Tapeworm #2 is the mystery of where all this campaign money is coming from. PG&E says it will spend up to $35 million, and insists all of that money will come from its shareholders. You and I know that every nickel that passes through PG&E's books comes from its captive customers -- its regulated utility is the only business PG&E has! The CPUC determines what PG&E's cost of capital should be in order to provide for investment in needed infrastructure. But it sure doesn't set that rate at a level calculated to provide a $35 million slush fund for sole-sponsored political adventurism. It ought to be illegal to take ratepayer money and use it politically against ratepayer interests. If PG&E's making an excessive return, it ought to give the money back.

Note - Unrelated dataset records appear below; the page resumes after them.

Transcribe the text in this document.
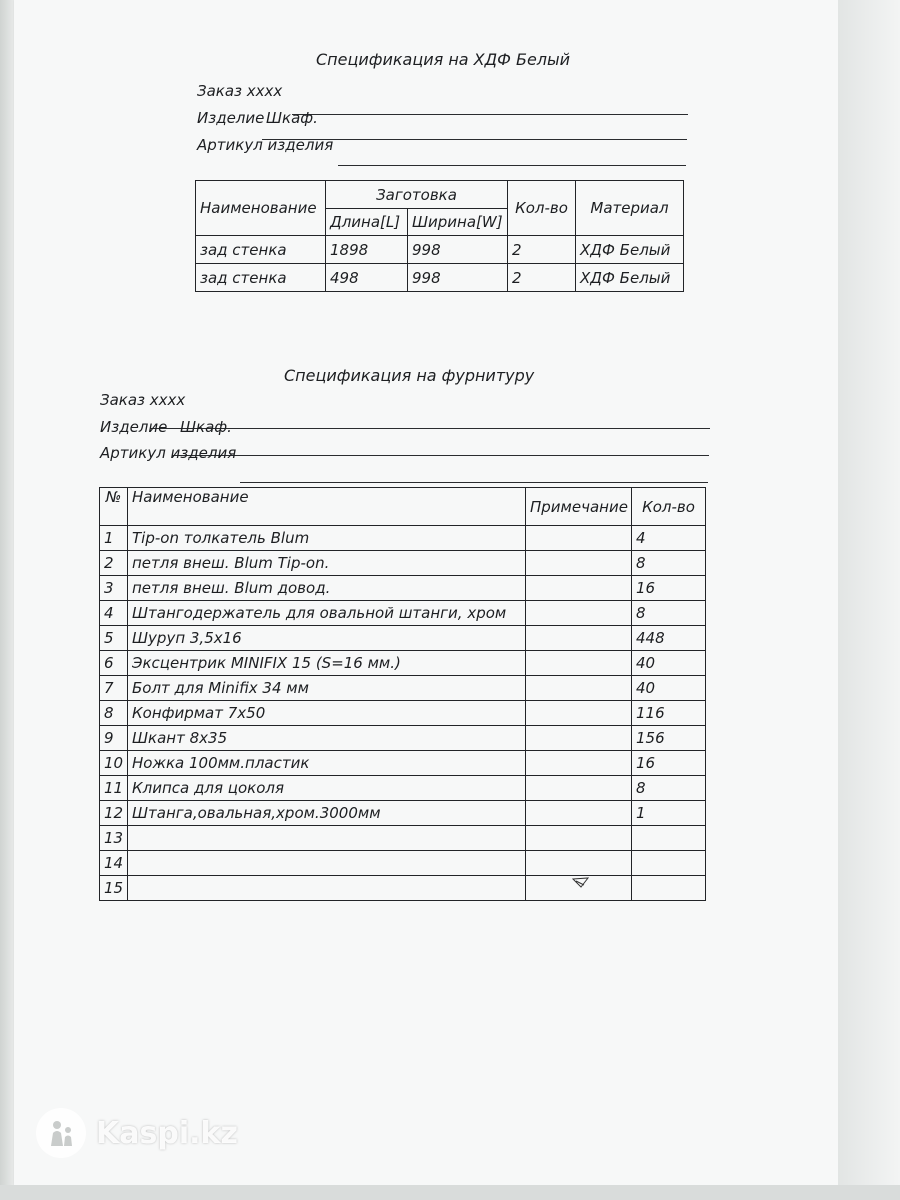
Спецификация на ХДФ Белый
Заказ хххх
Изделие Шкаф.
Артикул изделия
Наименование	Заготовка		Кол-во	Материал
	Длина[L]	Ширина[W]		
зад стенка	1898	998	2	ХДФ Белый
зад стенка	498	998	2	ХДФ Белый
Спецификация на фурнитуру
Заказ хххх
Изделие Шкаф.
Артикул изделия
№	Наименование	Примечание	Кол-во
1	Tip-on толкатель Blum		4
2	петля внеш. Blum Tip-on.		8
3	петля внеш. Blum довод.		16
4	Штангодержатель для овальной штанги, хром		8
5	Шуруп 3,5х16		448
6	Эксцентрик MINIFIX 15 (S=16 мм.)		40
7	Болт для Minifix 34 мм		40
8	Конфирмат 7х50		116
9	Шкант 8х35		156
10	Ножка 100мм.пластик		16
11	Клипса для цоколя		8
12	Штанга,овальная,хром.3000мм		1
13			
14			
15			
Kaspi.kz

Tapeworm #3 is a serious drafting error in the "grandfather clause" of Proposition 16. The authors attempted to exempt existing municipal utilities operating within their current territories, but they used an outmoded and unworkable "sole provider" definition. That means that within the existing 48 munis, every new connection -- every new home buyer, every new business -- would be subject to an election requiring the approval of two-thirds of the voters. That's the kind of drafting mistake the legislative committee process is designed to prevent.
Three tapeworms are enough to kill even the meanest dog, and you ought to do what you can to put this mongrel down. Your colleagues in the Senate who signed onto the Steinberg letter in December had it right. PG&E should acknowledge its mistake, abandon its campaign, and bring whatever grievance it thinks it has back to the Legislature for further consideration.